Bhal’s venture now helps both larger companies and SMEs run their ad campaigns in over 200 countries with budgets as low as Rs 2,500. In July 2007, Yahoo bought over 35 per cent stake in Tyroo. The proceeds were used to upgrade technology and ramp up sales network to reach out to small and medium advertisers and publishers in India.

However, not all start-ups get an overwhelming response like Narula and Bhal. Komli Media, a digital advertising and marketing company, struggled to grow in the fledgling web space when it launched in 2006. Its co-founder, 30-year-old Akshay Garg, found that people were sceptical about start-ups. Starting out with “a couple of hundred thousand dollars”, today Komli is listed as one of the top-50 innovative start-ups by Business Week. An Economics post-graduate from Switzerland, Garg worked as an analyst at the United Nations in Geneva and at Deloitte Consulting in Seattle.
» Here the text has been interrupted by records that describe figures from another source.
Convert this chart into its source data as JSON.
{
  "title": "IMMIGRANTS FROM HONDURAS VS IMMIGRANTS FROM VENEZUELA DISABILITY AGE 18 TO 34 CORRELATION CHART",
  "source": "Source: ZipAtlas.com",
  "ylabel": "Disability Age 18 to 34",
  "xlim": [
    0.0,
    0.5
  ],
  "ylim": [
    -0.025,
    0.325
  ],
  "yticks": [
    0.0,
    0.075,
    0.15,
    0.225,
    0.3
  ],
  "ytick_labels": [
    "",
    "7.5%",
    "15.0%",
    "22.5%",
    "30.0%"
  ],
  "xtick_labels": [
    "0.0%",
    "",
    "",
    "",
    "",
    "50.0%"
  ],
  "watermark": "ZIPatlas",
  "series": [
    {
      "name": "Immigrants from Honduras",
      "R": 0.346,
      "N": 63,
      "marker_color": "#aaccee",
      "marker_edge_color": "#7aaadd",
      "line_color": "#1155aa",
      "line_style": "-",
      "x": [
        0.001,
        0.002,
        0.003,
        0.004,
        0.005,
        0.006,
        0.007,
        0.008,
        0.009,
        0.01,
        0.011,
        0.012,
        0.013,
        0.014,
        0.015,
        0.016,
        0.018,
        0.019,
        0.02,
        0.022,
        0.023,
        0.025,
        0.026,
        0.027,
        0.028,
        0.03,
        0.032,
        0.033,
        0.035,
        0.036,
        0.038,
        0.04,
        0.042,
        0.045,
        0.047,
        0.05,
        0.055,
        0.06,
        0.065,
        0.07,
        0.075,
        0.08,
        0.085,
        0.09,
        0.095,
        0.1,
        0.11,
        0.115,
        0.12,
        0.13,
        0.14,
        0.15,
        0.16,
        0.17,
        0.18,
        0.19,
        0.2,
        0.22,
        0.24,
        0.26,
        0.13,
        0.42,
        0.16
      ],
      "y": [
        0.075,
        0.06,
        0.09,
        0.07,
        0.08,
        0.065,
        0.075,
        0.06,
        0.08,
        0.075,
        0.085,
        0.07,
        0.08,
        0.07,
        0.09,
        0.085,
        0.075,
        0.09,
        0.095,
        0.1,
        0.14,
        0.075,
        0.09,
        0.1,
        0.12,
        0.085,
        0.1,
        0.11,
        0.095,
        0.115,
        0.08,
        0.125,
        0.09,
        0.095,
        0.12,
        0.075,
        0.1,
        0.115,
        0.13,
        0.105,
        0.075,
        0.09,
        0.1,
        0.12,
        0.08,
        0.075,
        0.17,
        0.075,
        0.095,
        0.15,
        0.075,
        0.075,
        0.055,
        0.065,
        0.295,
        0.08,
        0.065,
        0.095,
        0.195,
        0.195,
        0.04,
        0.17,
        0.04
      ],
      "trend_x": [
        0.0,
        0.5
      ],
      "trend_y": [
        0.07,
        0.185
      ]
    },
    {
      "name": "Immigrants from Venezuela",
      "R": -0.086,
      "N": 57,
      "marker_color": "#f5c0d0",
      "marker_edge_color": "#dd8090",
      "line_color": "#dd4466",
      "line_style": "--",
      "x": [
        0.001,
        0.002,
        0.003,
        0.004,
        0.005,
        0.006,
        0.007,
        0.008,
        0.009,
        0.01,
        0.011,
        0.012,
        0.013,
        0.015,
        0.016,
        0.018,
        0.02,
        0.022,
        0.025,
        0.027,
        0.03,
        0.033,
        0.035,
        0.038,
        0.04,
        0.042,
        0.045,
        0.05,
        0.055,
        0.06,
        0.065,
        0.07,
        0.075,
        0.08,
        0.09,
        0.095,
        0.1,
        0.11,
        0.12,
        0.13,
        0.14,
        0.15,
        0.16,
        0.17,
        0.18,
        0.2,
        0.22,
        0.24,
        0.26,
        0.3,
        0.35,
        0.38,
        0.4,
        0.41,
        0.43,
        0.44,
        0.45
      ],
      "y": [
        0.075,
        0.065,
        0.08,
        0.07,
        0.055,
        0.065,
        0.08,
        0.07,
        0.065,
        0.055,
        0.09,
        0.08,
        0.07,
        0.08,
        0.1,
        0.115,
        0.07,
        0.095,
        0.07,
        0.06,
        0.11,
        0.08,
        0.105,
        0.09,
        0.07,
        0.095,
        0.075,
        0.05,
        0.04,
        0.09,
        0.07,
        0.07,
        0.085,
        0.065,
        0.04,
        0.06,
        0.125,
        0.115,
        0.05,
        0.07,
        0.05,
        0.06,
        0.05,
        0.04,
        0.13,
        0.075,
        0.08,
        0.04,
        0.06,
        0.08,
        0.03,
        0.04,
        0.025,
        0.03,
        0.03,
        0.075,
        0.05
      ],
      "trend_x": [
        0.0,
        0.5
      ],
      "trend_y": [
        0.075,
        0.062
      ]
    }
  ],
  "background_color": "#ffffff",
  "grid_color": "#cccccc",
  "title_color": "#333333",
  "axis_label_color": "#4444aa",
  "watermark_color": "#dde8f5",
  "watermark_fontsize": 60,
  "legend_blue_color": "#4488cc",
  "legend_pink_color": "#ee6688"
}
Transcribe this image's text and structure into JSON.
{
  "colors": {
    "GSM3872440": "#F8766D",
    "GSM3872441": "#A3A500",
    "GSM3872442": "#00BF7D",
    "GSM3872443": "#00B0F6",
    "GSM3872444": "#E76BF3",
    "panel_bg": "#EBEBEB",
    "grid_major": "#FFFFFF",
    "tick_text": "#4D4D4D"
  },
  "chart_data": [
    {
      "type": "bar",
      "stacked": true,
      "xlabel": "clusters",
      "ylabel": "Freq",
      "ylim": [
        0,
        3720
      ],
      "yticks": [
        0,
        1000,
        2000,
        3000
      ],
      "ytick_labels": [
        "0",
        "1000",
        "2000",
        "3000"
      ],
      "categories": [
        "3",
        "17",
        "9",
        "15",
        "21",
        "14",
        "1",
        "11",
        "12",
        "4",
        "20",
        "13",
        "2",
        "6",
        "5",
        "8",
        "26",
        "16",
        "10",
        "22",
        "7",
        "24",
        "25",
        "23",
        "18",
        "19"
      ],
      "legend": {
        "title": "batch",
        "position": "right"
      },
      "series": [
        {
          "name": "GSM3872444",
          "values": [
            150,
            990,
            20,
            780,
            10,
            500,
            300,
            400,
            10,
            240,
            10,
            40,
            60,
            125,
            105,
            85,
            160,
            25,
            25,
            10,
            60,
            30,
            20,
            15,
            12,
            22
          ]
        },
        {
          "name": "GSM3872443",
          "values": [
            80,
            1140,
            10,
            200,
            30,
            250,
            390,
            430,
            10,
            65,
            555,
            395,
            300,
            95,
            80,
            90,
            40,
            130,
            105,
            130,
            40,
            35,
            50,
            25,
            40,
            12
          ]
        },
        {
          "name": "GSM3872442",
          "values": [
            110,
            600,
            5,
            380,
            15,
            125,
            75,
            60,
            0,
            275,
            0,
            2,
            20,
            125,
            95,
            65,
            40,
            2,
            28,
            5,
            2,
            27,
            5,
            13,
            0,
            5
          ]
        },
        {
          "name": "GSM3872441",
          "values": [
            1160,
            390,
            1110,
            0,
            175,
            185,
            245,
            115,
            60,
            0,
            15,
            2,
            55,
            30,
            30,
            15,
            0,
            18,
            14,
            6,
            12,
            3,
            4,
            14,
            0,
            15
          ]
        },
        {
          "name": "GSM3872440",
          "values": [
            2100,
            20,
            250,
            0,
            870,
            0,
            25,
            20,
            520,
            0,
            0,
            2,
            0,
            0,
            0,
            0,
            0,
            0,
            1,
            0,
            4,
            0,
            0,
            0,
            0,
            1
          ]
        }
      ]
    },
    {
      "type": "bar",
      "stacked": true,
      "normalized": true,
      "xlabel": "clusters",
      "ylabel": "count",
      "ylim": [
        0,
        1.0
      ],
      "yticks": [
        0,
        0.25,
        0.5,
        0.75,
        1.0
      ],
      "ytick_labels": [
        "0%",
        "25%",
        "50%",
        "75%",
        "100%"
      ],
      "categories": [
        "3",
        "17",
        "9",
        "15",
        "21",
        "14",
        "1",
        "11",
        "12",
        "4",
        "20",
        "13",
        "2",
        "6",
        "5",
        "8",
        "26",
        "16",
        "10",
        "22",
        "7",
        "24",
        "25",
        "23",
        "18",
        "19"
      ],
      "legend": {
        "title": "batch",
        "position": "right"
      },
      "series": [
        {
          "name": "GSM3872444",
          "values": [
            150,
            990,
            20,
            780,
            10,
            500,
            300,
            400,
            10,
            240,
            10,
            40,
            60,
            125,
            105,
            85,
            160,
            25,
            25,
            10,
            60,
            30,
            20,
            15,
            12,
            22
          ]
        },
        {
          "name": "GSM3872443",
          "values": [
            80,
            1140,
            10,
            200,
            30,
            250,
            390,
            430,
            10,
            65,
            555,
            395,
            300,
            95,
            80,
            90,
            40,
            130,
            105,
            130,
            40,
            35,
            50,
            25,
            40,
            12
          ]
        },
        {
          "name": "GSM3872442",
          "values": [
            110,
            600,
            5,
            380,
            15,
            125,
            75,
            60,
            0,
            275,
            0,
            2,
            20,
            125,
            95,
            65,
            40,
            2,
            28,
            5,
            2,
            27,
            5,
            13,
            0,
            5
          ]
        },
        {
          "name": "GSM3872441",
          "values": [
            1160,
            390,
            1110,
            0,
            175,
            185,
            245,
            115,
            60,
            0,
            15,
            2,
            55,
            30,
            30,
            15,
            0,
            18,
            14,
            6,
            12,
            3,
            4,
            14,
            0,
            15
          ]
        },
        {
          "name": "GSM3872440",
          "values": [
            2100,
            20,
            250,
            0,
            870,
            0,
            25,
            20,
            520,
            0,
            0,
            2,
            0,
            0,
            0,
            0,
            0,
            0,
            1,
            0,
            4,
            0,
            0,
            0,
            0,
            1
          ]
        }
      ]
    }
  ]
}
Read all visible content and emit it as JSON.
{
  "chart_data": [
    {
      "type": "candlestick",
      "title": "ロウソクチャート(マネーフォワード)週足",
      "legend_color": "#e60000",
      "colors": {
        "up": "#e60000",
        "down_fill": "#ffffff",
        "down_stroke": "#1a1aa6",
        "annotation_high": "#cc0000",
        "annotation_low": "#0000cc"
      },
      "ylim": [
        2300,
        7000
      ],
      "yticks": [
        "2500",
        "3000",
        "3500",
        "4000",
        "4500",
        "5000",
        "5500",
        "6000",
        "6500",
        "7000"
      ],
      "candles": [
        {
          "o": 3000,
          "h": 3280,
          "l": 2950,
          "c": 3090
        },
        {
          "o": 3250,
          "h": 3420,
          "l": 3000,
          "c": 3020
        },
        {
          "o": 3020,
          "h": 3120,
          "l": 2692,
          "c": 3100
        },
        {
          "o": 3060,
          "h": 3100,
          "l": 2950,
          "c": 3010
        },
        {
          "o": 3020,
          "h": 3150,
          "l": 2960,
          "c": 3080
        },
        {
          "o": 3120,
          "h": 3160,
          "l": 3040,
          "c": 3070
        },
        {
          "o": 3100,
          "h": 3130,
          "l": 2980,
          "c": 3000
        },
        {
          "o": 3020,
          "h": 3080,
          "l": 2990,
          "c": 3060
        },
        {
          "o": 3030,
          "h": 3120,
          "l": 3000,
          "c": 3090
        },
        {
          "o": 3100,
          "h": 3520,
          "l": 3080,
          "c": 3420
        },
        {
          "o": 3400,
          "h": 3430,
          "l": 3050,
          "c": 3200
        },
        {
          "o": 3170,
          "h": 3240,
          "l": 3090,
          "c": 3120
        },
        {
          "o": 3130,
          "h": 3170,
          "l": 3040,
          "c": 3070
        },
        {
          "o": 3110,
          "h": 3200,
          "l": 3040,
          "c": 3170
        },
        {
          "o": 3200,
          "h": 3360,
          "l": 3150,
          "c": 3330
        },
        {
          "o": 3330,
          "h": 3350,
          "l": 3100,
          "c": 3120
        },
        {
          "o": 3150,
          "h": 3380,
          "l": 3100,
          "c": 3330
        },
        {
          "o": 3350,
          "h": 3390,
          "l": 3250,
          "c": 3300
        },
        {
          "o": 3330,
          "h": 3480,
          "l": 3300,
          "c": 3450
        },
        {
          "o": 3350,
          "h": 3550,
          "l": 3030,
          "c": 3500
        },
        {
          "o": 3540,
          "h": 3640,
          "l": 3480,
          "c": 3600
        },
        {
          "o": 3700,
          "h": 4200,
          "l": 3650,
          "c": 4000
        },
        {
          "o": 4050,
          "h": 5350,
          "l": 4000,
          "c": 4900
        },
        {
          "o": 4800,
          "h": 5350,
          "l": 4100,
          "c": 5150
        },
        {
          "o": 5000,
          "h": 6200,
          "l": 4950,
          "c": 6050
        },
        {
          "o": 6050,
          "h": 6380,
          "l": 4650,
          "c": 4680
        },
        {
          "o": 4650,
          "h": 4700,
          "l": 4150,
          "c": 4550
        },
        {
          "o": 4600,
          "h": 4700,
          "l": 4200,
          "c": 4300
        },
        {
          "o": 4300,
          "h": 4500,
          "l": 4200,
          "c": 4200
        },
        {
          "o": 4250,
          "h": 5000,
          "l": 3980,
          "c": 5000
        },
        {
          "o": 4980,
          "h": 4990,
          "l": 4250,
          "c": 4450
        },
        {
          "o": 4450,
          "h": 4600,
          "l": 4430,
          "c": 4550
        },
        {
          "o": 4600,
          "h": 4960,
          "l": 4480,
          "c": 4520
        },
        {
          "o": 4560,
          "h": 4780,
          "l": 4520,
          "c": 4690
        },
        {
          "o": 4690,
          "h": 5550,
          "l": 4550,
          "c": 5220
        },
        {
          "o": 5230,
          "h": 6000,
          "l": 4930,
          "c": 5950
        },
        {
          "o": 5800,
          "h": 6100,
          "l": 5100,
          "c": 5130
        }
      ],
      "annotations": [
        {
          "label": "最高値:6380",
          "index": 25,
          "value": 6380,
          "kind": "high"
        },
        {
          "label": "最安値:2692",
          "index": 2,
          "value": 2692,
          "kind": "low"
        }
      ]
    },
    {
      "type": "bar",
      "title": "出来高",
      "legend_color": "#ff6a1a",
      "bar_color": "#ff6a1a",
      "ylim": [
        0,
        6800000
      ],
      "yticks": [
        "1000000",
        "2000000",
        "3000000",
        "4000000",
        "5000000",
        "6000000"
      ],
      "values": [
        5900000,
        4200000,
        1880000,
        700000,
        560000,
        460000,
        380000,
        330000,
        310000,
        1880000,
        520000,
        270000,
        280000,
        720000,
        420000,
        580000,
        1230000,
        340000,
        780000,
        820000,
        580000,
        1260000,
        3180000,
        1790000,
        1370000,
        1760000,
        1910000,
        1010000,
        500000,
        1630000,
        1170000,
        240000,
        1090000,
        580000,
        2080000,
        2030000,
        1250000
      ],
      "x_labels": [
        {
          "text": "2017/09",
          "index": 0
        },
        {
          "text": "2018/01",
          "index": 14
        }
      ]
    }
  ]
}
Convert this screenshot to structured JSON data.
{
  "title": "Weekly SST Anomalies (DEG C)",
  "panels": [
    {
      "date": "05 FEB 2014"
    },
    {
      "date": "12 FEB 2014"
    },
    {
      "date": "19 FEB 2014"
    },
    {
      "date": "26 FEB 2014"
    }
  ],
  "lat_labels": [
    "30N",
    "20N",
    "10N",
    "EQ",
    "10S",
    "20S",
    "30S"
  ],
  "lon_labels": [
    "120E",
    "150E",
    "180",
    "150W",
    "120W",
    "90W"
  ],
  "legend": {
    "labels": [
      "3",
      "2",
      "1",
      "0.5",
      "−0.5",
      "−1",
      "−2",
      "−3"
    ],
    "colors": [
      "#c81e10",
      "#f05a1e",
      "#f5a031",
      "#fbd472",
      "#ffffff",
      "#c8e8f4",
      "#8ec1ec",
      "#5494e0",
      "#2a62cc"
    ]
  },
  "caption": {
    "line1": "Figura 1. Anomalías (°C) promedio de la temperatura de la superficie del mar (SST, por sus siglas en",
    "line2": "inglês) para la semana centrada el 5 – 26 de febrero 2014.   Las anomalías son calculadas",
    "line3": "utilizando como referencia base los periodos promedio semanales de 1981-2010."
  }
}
For Garg, getting people on board was a tough task as it was hard to find people who could leave the security of a regular job and venture into something new and uncertain. However, Komli soon succeeded in roping in names such as Yahoo, Lycos, HSBC, Shaadi.com, BharatMatrimony.com, Makemytrip.com and Cleartrip.com. Garg and his team are now working on delivering accurate and reliable India-specific web statistics for media planners, media buyers and marketers through an online media planning tool called ViziSense MediaMix.

In Garg’s own words, “The next test for us was to manage our growth as handling change itself was quite a task.”